Introduction
Defending Code is an open-source reference harness from Anthropic that equips AI coding agents with security scanning capabilities. It provides a collection of skills for threat modeling, static analysis, vulnerability triage, and automated patch generation — turning your coding agent into a security-aware development companion.
What Defending Code Does
- Provides agent skills for automated security scanning of codebases
- Performs threat modeling by analyzing code architecture and data flows
- Identifies common vulnerability patterns (injection, auth flaws, insecure defaults)
- Generates prioritized triage reports with severity ratings and remediation guidance
- Produces automated patches for identified vulnerabilities when fixes are straightforward
Architecture Overview
Defending Code is structured as a set of SKILL.md files and supporting scripts that integrate with AI coding agents. The threat modeling skill analyzes project structure and identifies attack surfaces. The scanning skill runs pattern-based checks against source files, generating findings in a structured format. The patching skill takes confirmed findings and generates code changes that fix the vulnerability. An autonomous scanning harness ties these skills into an end-to-end pipeline.
Self-Hosting & Configuration
- Clone the repository and copy skill files into your project's agent skill directory
- No external security scanning service or API key is needed for basic operation
- Customize scan rules and severity thresholds by editing the skill configuration files
- Integrate with CI by running the autonomous harness as a pipeline step
- Works with Claude Code, Codex, and other agents supporting the skill standard
Key Features
- End-to-end pipeline from threat modeling through scanning to automated patching
- Customizable scanning rules for project-specific vulnerability patterns
- Structured output format compatible with security dashboards and issue trackers
- Autonomous scanning mode that runs without manual prompting
- Official reference implementation from Anthropic with documented security practices
Comparison with Similar Tools
- Semgrep — a standalone static analysis engine; Defending Code provides agent-integrated scanning skills
- Snyk — SaaS-based vulnerability scanning; Defending Code runs locally with no external service
- SonarQube — continuous code quality inspection; Defending Code is agent-native and focuses on AI-assisted remediation
- CodeQL — GitHub's semantic analysis engine; Defending Code is lighter weight and produces actionable patches directly
FAQ
Q: Does this replace dedicated security scanning tools? A: No. It provides a complementary agent-driven approach. For compliance-grade scanning, combine it with established tools like Semgrep or CodeQL.

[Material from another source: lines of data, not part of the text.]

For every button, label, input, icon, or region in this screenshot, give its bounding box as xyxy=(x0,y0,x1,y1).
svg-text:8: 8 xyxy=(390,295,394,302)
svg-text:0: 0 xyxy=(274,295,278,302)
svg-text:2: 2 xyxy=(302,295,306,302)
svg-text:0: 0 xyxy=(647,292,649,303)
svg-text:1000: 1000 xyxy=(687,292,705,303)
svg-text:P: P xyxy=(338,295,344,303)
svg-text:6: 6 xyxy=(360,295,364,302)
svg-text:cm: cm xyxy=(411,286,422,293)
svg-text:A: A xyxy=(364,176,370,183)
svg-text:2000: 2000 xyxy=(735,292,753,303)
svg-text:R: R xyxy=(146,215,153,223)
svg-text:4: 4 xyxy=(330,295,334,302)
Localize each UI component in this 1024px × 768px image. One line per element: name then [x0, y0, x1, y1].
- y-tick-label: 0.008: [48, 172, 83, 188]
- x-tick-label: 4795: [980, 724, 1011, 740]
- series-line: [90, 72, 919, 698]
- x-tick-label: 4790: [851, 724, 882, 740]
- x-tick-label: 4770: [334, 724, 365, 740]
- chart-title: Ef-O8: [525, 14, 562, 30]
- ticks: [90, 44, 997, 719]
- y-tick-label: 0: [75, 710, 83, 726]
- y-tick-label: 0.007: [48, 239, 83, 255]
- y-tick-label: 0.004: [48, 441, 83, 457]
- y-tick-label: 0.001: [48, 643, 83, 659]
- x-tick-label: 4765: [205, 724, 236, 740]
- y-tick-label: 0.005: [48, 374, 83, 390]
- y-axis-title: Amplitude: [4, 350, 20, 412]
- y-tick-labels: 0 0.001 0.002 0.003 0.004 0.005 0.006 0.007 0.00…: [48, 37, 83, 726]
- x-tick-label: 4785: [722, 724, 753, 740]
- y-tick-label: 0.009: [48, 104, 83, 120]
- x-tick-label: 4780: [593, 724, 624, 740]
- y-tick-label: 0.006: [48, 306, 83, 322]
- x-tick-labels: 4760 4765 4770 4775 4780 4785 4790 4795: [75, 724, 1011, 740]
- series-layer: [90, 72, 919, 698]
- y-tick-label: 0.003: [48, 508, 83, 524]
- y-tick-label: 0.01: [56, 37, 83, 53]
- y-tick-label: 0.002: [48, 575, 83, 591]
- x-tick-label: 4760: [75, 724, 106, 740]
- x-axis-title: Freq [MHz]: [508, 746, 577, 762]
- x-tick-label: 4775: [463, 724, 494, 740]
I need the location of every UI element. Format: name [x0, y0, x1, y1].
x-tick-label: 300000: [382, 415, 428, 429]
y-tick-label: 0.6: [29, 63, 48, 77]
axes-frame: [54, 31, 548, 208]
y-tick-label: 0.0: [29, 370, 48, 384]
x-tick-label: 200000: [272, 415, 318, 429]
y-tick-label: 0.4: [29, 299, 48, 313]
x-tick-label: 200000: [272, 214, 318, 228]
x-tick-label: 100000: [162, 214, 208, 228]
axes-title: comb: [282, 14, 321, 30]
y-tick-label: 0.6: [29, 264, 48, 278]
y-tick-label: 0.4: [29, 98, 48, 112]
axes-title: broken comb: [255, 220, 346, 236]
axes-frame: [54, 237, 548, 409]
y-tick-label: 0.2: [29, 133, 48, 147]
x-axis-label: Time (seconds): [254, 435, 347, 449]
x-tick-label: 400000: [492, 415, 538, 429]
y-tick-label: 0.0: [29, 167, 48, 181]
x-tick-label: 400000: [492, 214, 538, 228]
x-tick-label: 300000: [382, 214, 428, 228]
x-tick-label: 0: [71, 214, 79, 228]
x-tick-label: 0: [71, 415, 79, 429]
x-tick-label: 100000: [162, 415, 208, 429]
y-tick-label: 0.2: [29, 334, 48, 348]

Q: Which languages are supported for scanning? A: The skills work with any language the underlying coding agent can analyze. Pattern coverage is broadest for Python, JavaScript/TypeScript, Go, and Java.
Q: Can the autonomous harness run in CI? A: Yes. Configure it as a CI step to scan on every push or pull request, with findings reported as structured output.
Q: Is this production-ready? A: It is a reference harness intended for evaluation and customization. Adapt the skills and rules to your project's specific security requirements.